T.K., this was a fun article you wrote. And hey, I enjoyed being on the Law Enforcement Panel at Left Coast Crime Conference last month in Vancouver with you. A photo of that panel will appear in my blog this Sunday. Hope to run into you again at another conference.

Paul D. Marks said...

T.K., I think you hit the nail on the head re: magic or other fantastical elements when you said, "Are the “rules” consistent and consistently applied?" That's the key. You/one can create any kind of universe you want to, you just have to be true to the rules you set up for it and then you can get away with pretty much anything and people will go along and suspend that disbelief.

Eve Fisher said...

This sounds like a very fun read.
And I totally agree with Paul Marks - you keep the rules of the world you create, and you can do just about anything within that.
Thanks for joining us!

Melodie Campbell said...

Excellent. Yes, those rules I teach in my Crafting a Novel classes at college. One of my series (actually the one that went 'gold') is epic fantasy, and I found the use of magic to be the most fascinating thing to learn. Magic MUST have limits, otherwise what's to stop the mage from killing everyone he wants immediately, and running off with the girl? No story. Great post, TK.

Leigh Lundin said...

> … love at first write

Funny!

I confess to being a grumpy hard-ass when it comes to paranormal mysteries. It didn't help that girlfriends and daughters of girlfriends dragged me to vampire movies and werewolf movies (although I really liked Ginger Snaps.)

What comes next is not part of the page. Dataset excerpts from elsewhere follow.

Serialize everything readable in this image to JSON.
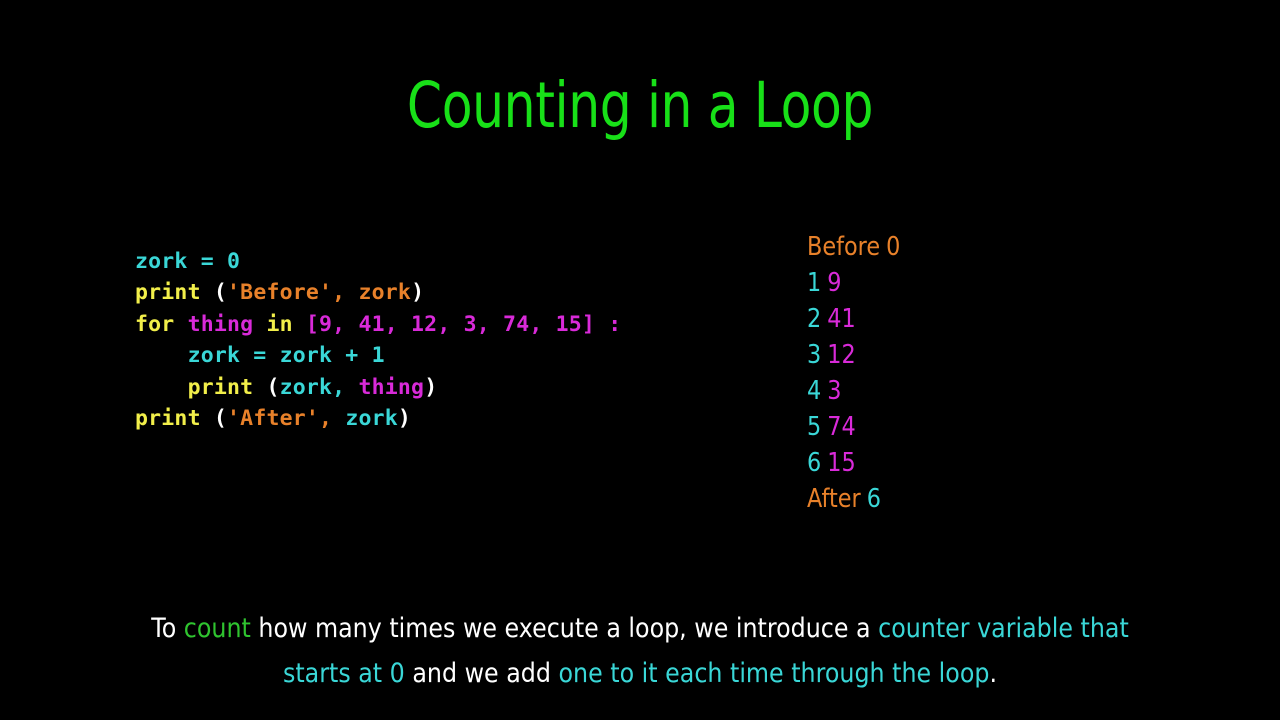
{
  "slide": {
    "title": "Counting in a Loop",
    "background_color": "#000000",
    "title_color": "#18e018"
  },
  "palette": {
    "cyan": "#3ad7d7",
    "yellow": "#f2ef4a",
    "orange": "#e8812a",
    "magenta": "#d92ad9",
    "white": "#ffffff",
    "green": "#2fc42f"
  },
  "code": {
    "language": "python",
    "lines": [
      {
        "id": "code-line-1",
        "plain": "zork = 0",
        "tokens": [
          {
            "text": "zork = 0",
            "color": "cyan"
          }
        ]
      },
      {
        "id": "code-line-2",
        "plain": "print ('Before', zork)",
        "tokens": [
          {
            "text": "print ",
            "color": "yellow"
          },
          {
            "text": "(",
            "color": "white"
          },
          {
            "text": "'Before', zork",
            "color": "orange"
          },
          {
            "text": ")",
            "color": "white"
          }
        ]
      },
      {
        "id": "code-line-3",
        "plain": "for thing in [9, 41, 12, 3, 74, 15] :",
        "tokens": [
          {
            "text": "for ",
            "color": "yellow"
          },
          {
            "text": "thing ",
            "color": "magenta"
          },
          {
            "text": "in ",
            "color": "yellow"
          },
          {
            "text": "[9, 41, 12, 3, 74, 15] :",
            "color": "magenta"
          }
        ]
      },
      {
        "id": "code-line-4",
        "plain": "    zork = zork + 1",
        "tokens": [
          {
            "text": "    zork = zork + 1",
            "color": "cyan"
          }
        ]
      },
      {
        "id": "code-line-5",
        "plain": "    print (zork, thing)",
        "tokens": [
          {
            "text": "    print ",
            "color": "yellow"
          },
          {
            "text": "(",
            "color": "white"
          },
          {
            "text": "zork, ",
            "color": "cyan"
          },
          {
            "text": "thing",
            "color": "magenta"
          },
          {
            "text": ")",
            "color": "white"
          }
        ]
      },
      {
        "id": "code-line-6",
        "plain": "print ('After', zork)",
        "tokens": [
          {
            "text": "print ",
            "color": "yellow"
          },
          {
            "text": "(",
            "color": "white"
          },
          {
            "text": "'After', ",
            "color": "orange"
          },
          {
            "text": "zork",
            "color": "cyan"
          },
          {
            "text": ")",
            "color": "white"
          }
        ]
      }
    ]
  },
  "output": {
    "lines": [
      {
        "id": "output-line-before",
        "label": "Before",
        "label_color": "orange",
        "value": "0",
        "value_color": "orange"
      },
      {
        "id": "output-line-1",
        "label": "1",
        "label_color": "cyan",
        "value": "9",
        "value_color": "magenta"
      },
      {
        "id": "output-line-2",
        "label": "2",
        "label_color": "cyan",
        "value": "41",
        "value_color": "magenta"
      },
      {
        "id": "output-line-3",
        "label": "3",
        "label_color": "cyan",
        "value": "12",
        "value_color": "magenta"
      },
      {
        "id": "output-line-4",
        "label": "4",
        "label_color": "cyan",
        "value": "3",
        "value_color": "magenta"
      },
      {
        "id": "output-line-5",
        "label": "5",
        "label_color": "cyan",
        "value": "74",
        "value_color": "magenta"
      },
      {
        "id": "output-line-6",
        "label": "6",
        "label_color": "cyan",
        "value": "15",
        "value_color": "magenta"
      },
      {
        "id": "output-line-after",
        "label": "After",
        "label_color": "orange",
        "value": "6",
        "value_color": "cyan"
      }
    ]
  },
  "caption": {
    "segments": [
      {
        "text": "To ",
        "color": "white"
      },
      {
        "text": "count",
        "color": "green"
      },
      {
        "text": " how many times we execute a loop, we introduce a ",
        "color": "white"
      },
      {
        "text": "counter variable that starts at 0",
        "color": "cyan"
      },
      {
        "text": " and we add ",
        "color": "white"
      },
      {
        "text": "one to it each time through the loop",
        "color": "cyan"
      },
      {
        "text": ".",
        "color": "white"
      }
    ],
    "full_text": "To count how many times we execute a loop, we introduce a counter variable that starts at 0 and we add one to it each time through the loop."
  }
}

The question that resounded in my mind was how can one devise a logical mystery when the premise is fanciful? (Damn it, Jim. It's that damn Vulcan DNA.)

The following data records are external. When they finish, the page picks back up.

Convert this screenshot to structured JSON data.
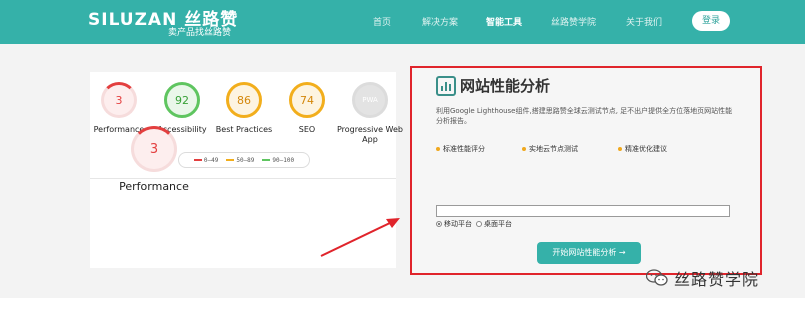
{
  "header": {
    "logo": "SILUZAN 丝路赞",
    "slogan": "卖产品找丝路赞",
    "nav": [
      {
        "label": "首页"
      },
      {
        "label": "解决方案"
      },
      {
        "label": "智能工具",
        "active": true
      },
      {
        "label": "丝路赞学院"
      },
      {
        "label": "关于我们"
      }
    ],
    "login": "登录",
    "bg_color": "#35b1a9"
  },
  "report": {
    "gauges": [
      {
        "score": "3",
        "label": "Performance",
        "status": "red"
      },
      {
        "score": "92",
        "label": "Accessibility",
        "status": "green"
      },
      {
        "score": "86",
        "label": "Best Practices",
        "status": "orange"
      },
      {
        "score": "74",
        "label": "SEO",
        "status": "orange"
      },
      {
        "score": "PWA",
        "label": "Progressive Web App",
        "status": "gray"
      }
    ],
    "legend": [
      {
        "range": "0–49",
        "color": "#e33f3f"
      },
      {
        "range": "50–89",
        "color": "#f2ae1c"
      },
      {
        "range": "90–100",
        "color": "#5fc560"
      }
    ],
    "main_score": "3",
    "main_label": "Performance"
  },
  "panel": {
    "title": "网站性能分析",
    "description": "利用Google Lighthouse组件,搭建思路赞全球云测试节点, 足不出户提供全方位落地页网站性能分析报告。",
    "features": [
      "标准性能评分",
      "实地云节点测试",
      "精准优化建议"
    ],
    "url_value": "",
    "radios": [
      {
        "label": "移动平台",
        "checked": true
      },
      {
        "label": "桌面平台",
        "checked": false
      }
    ],
    "start_button": "开始网站性能分析 →",
    "border_color": "#e0242b"
  },
  "watermark": {
    "text": "丝路赞学院",
    "icon": "wechat-icon"
  }
}
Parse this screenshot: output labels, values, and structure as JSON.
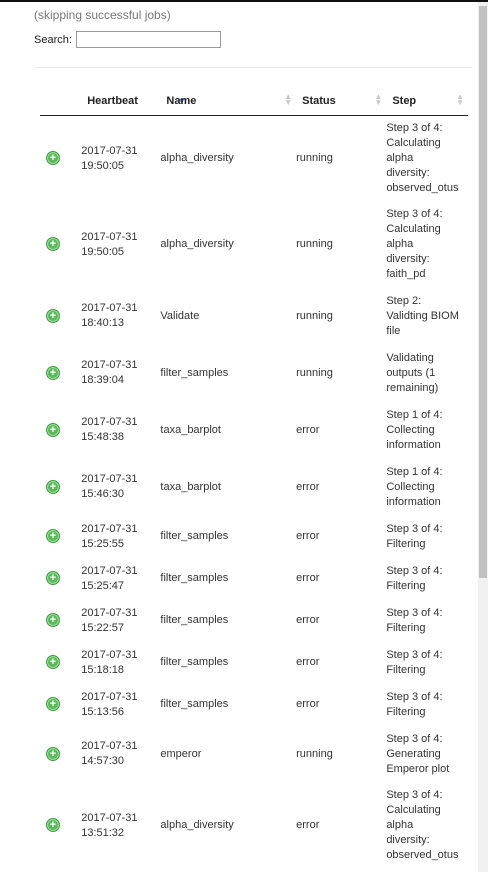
{
  "header_note": "(skipping successful jobs)",
  "search": {
    "label": "Search:",
    "value": ""
  },
  "columns": [
    {
      "key": "heartbeat",
      "label": "Heartbeat",
      "sorted": true
    },
    {
      "key": "name",
      "label": "Name",
      "sorted": false
    },
    {
      "key": "status",
      "label": "Status",
      "sorted": false
    },
    {
      "key": "step",
      "label": "Step",
      "sorted": false
    }
  ],
  "rows": [
    {
      "date": "2017-07-31",
      "time": "19:50:05",
      "name": "alpha_diversity",
      "status": "running",
      "step": [
        "Step 3 of 4:",
        "Calculating",
        "alpha",
        "diversity:",
        "observed_otus"
      ],
      "h": 86
    },
    {
      "date": "2017-07-31",
      "time": "19:50:05",
      "name": "alpha_diversity",
      "status": "running",
      "step": [
        "Step 3 of 4:",
        "Calculating",
        "alpha",
        "diversity:",
        "faith_pd"
      ],
      "h": 86
    },
    {
      "date": "2017-07-31",
      "time": "18:40:13",
      "name": "Validate",
      "status": "running",
      "step": [
        "Step 2:",
        "Validting BIOM",
        "file"
      ],
      "h": 57
    },
    {
      "date": "2017-07-31",
      "time": "18:39:04",
      "name": "filter_samples",
      "status": "running",
      "step": [
        "Validating",
        "outputs (1",
        "remaining)"
      ],
      "h": 57
    },
    {
      "date": "2017-07-31",
      "time": "15:48:38",
      "name": "taxa_barplot",
      "status": "error",
      "step": [
        "Step 1 of 4:",
        "Collecting",
        "information"
      ],
      "h": 57
    },
    {
      "date": "2017-07-31",
      "time": "15:46:30",
      "name": "taxa_barplot",
      "status": "error",
      "step": [
        "Step 1 of 4:",
        "Collecting",
        "information"
      ],
      "h": 57
    },
    {
      "date": "2017-07-31",
      "time": "15:25:55",
      "name": "filter_samples",
      "status": "error",
      "step": [
        "Step 3 of 4:",
        "Filtering"
      ],
      "h": 42
    },
    {
      "date": "2017-07-31",
      "time": "15:25:47",
      "name": "filter_samples",
      "status": "error",
      "step": [
        "Step 3 of 4:",
        "Filtering"
      ],
      "h": 42
    },
    {
      "date": "2017-07-31",
      "time": "15:22:57",
      "name": "filter_samples",
      "status": "error",
      "step": [
        "Step 3 of 4:",
        "Filtering"
      ],
      "h": 42
    },
    {
      "date": "2017-07-31",
      "time": "15:18:18",
      "name": "filter_samples",
      "status": "error",
      "step": [
        "Step 3 of 4:",
        "Filtering"
      ],
      "h": 42
    },
    {
      "date": "2017-07-31",
      "time": "15:13:56",
      "name": "filter_samples",
      "status": "error",
      "step": [
        "Step 3 of 4:",
        "Filtering"
      ],
      "h": 42
    },
    {
      "date": "2017-07-31",
      "time": "14:57:30",
      "name": "emperor",
      "status": "running",
      "step": [
        "Step 3 of 4:",
        "Generating",
        "Emperor plot"
      ],
      "h": 57
    },
    {
      "date": "2017-07-31",
      "time": "13:51:32",
      "name": "alpha_diversity",
      "status": "error",
      "step": [
        "Step 3 of 4:",
        "Calculating",
        "alpha",
        "diversity:",
        "observed_otus"
      ],
      "h": 86
    }
  ],
  "icons": {
    "expand": "plus-circle-icon",
    "sort_desc": "sort-desc-icon",
    "sort_both": "sort-both-icon"
  },
  "colors": {
    "expand_icon": "#5cb85c",
    "sort_active": "#5b7fd3"
  }
}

Then I sat down to read stories in an anthology one of mine appeared in. One particular tale was a vampire paranormal. Bloody hell… it was logical! Science fiction operates within their laws of physics and society. Likewise, this paranormal entry defined the vampire laws of nature and then, like any good fair-play solution, it abided by its self-imposed rules and turned out an excellent mystery indeed. I finally got it.

TK, forgive this question, but did your close-up experience of what humans do to one another perhaps influence your paranormal writing?

Thank you very much for appearing. I truly enjoyed it.